Full-time tuition at Nassau Community College is $5,102. NCC will not set its 2018-19 tuition until May.

SCCC trustees approved the spending package in a 6-1 vote, with student trustee Jerome Bost, dissenting.

Bost recalled meeting recently with fellow students. “What the increases do to students brought tears to their eyes four, five and six times,” he said.

Jason Elan, Bellone’s spokesman, said the county executive will oppose a larger county contribution. Elan said the trustees’ budget runs counter to a study last year by the administration, the legislature and the college that called for an annual 1.5 percent increase for five years.

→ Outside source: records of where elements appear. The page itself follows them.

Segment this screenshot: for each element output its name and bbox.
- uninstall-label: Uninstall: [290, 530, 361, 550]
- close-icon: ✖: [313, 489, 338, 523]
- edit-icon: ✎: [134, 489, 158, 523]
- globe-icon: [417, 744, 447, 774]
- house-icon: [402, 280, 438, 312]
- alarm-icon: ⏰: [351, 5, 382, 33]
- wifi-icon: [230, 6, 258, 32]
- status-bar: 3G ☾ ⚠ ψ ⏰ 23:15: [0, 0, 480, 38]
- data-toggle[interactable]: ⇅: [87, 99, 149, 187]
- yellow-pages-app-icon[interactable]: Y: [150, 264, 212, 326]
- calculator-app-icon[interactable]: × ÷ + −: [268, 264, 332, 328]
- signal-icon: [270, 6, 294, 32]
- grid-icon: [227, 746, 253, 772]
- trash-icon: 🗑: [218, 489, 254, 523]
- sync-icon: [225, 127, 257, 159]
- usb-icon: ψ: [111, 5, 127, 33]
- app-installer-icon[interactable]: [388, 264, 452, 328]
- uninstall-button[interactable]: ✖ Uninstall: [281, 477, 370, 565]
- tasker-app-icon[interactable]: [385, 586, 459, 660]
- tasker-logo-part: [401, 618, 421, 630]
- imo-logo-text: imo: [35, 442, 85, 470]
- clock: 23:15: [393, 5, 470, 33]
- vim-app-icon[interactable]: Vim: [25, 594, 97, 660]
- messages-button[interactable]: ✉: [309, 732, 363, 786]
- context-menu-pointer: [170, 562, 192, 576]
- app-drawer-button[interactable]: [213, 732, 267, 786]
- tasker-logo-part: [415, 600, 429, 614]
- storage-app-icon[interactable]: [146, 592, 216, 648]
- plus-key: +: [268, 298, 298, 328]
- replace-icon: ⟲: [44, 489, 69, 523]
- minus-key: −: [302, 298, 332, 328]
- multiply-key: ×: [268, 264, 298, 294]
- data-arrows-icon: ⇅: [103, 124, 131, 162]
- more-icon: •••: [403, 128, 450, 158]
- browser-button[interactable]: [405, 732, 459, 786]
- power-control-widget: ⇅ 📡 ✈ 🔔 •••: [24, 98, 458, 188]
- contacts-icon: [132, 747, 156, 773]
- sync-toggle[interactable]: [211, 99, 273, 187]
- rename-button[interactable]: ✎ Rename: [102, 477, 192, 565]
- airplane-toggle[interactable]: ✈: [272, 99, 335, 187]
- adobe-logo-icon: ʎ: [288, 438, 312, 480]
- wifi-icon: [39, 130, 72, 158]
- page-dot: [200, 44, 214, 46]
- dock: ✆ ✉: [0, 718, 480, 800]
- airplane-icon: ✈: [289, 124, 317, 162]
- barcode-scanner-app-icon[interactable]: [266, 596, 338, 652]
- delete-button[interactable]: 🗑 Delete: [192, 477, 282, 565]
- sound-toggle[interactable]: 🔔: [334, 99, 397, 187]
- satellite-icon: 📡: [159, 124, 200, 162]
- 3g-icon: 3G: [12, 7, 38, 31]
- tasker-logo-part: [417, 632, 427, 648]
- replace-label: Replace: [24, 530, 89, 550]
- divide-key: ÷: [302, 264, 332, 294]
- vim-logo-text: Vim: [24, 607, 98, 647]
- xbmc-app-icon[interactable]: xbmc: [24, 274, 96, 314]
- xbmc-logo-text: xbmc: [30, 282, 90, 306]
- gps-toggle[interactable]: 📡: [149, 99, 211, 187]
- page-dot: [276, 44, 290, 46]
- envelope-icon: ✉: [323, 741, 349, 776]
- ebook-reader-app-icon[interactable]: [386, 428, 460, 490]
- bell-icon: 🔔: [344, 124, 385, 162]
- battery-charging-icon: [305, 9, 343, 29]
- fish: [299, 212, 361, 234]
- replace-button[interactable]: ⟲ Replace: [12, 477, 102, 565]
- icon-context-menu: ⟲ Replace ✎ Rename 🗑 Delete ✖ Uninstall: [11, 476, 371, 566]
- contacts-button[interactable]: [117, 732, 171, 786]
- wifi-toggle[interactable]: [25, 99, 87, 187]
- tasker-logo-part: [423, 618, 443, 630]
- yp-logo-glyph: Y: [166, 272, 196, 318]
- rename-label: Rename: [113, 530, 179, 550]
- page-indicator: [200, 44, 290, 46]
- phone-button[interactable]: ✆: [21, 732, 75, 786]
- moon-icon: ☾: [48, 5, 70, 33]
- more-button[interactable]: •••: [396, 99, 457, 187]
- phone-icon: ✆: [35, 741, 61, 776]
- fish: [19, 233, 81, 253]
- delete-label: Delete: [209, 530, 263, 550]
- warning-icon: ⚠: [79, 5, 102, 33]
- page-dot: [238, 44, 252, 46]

“Before asking taxpayers for more money, the board of trustees should reread the 2017 report that they helped author and agreed to for a 1.5 percent county contribution,” Elan said. Other officials said 1.5 percent was not an agreed upon level of funding.

Presiding Officer DuWayne Gregory (D-Copiague) said he has had discussions with McKay, but never made a commitment to a specific funding level.

However, “I feel a personal responsibility to keep tuition as low as possible because a lot of students are working two or three jobs so they can go to school,” said Gregory, who is running in a Democratic primary in the 2nd Congressional District against Liuba Grechen Shirley, a progressive activist.

Legis. Tom Cilmi (R-Bay Shore), minority leader, said he could not make “any hard and fast commitment.” But he said a 4 percent increase “is not an unreasonable request,” given the college’s value as an investment to “educate our residents, reduce our public assistance rolls and keep people out of jail.”

College officials say the budget gap, in part, is a result of $7 million in increases salary and health insurance costs and the need to replace $6.7 million from the college’s reserve fund.

SCCC also is projecting a 1.2 percent drop in enrollment, which will reduce tuition and state aid revenues by $2.6 million.

To narrow the gap, college officials plan to take only $2.5 million from the college’s $22.5 million reserve funding in the coming year. A $350 tuition hike would raise $7 million, and the proposed extra county funding would generate $1.6 million, officials. New and higher fees would bring in more than $1 million.

College officials also say the college has achieved savings by postponing plans to start a new dental hygiene program, cutting back on equipment and supply purchases and leaving vacancies open for longer periods.